Terry Jernigan is Professor of Cognitive Science, Psychiatry, and Radiology at UC San Diego. She earned a PhD in Clinical Psychology at UC Los Angeles, and interned, practiced, and conducted post-doctoral research at the Palo Alto VA Medical Center and Stanford University before joining the faculty at UC San Diego in 1984. She is Director, UCSD Center for Human Development, where she works with an interdisciplinary team conducting research focused on the factors that influence behavioral and brain development in children. She currently serves on the National Advisory Board on Drug Abuse and is a regular consultant for several of the National Institutes of Health. She is a member of the scientific advisory boards of several research organizations and is on the editorial boards of several journals focusing on neuropsychology or neuroimaging.
Research Focus
Dr. Jernigan’s research has focused on a broad range of topics, including postnatal brain development, the neural bases of learning and memory, neurodevelopmental disorders, neuropsychiatric disorders, and brain aging. She served as PI of a multi-site developmental imaging-genomics study that involved genome-wide genotyping, brain imaging, and cognitive assessments in 1400 children across 9 US sites and now offers these data publicly to the research community.
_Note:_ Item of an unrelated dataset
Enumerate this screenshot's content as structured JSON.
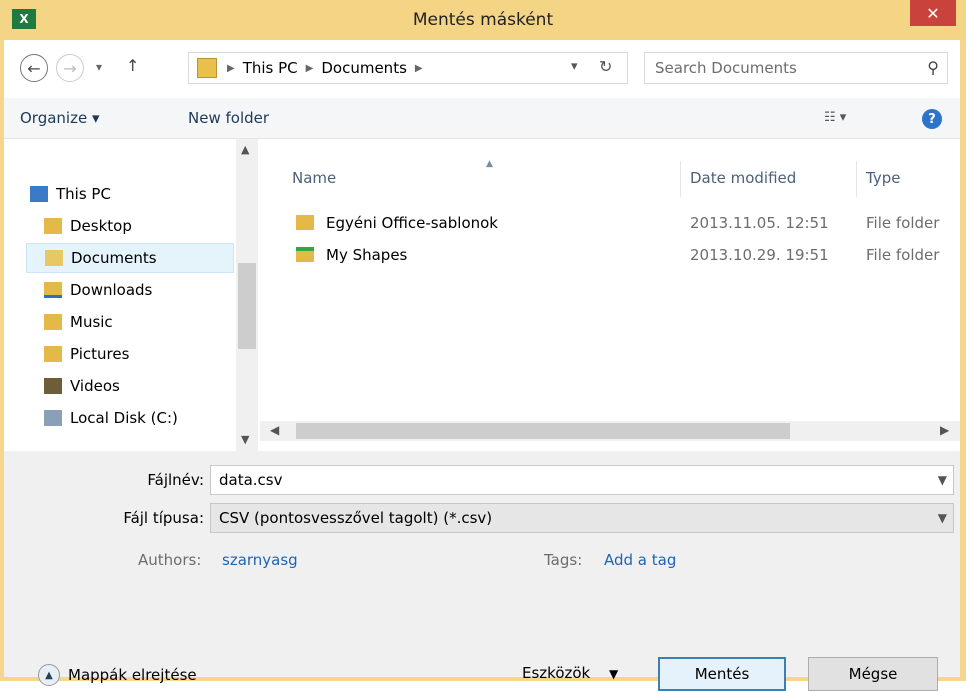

In addition, she is PI of longitudinal studies of cognitive and brain development in young children. Her major research interests at present focus on the dynamic developmental processes that give rise to human behavioral phenotypic variability, including in academic phenotypes – and on how these processes are impacted by genetics, experience, disease, substance exposure, and other risks such as preterm birth.
Clinical Focus
Dr. Jernigan has been licensed as a clinical psychologist since 1983, and she practiced clinical neuropsychology at the San Diego VA Healthcare System for over 2 decades.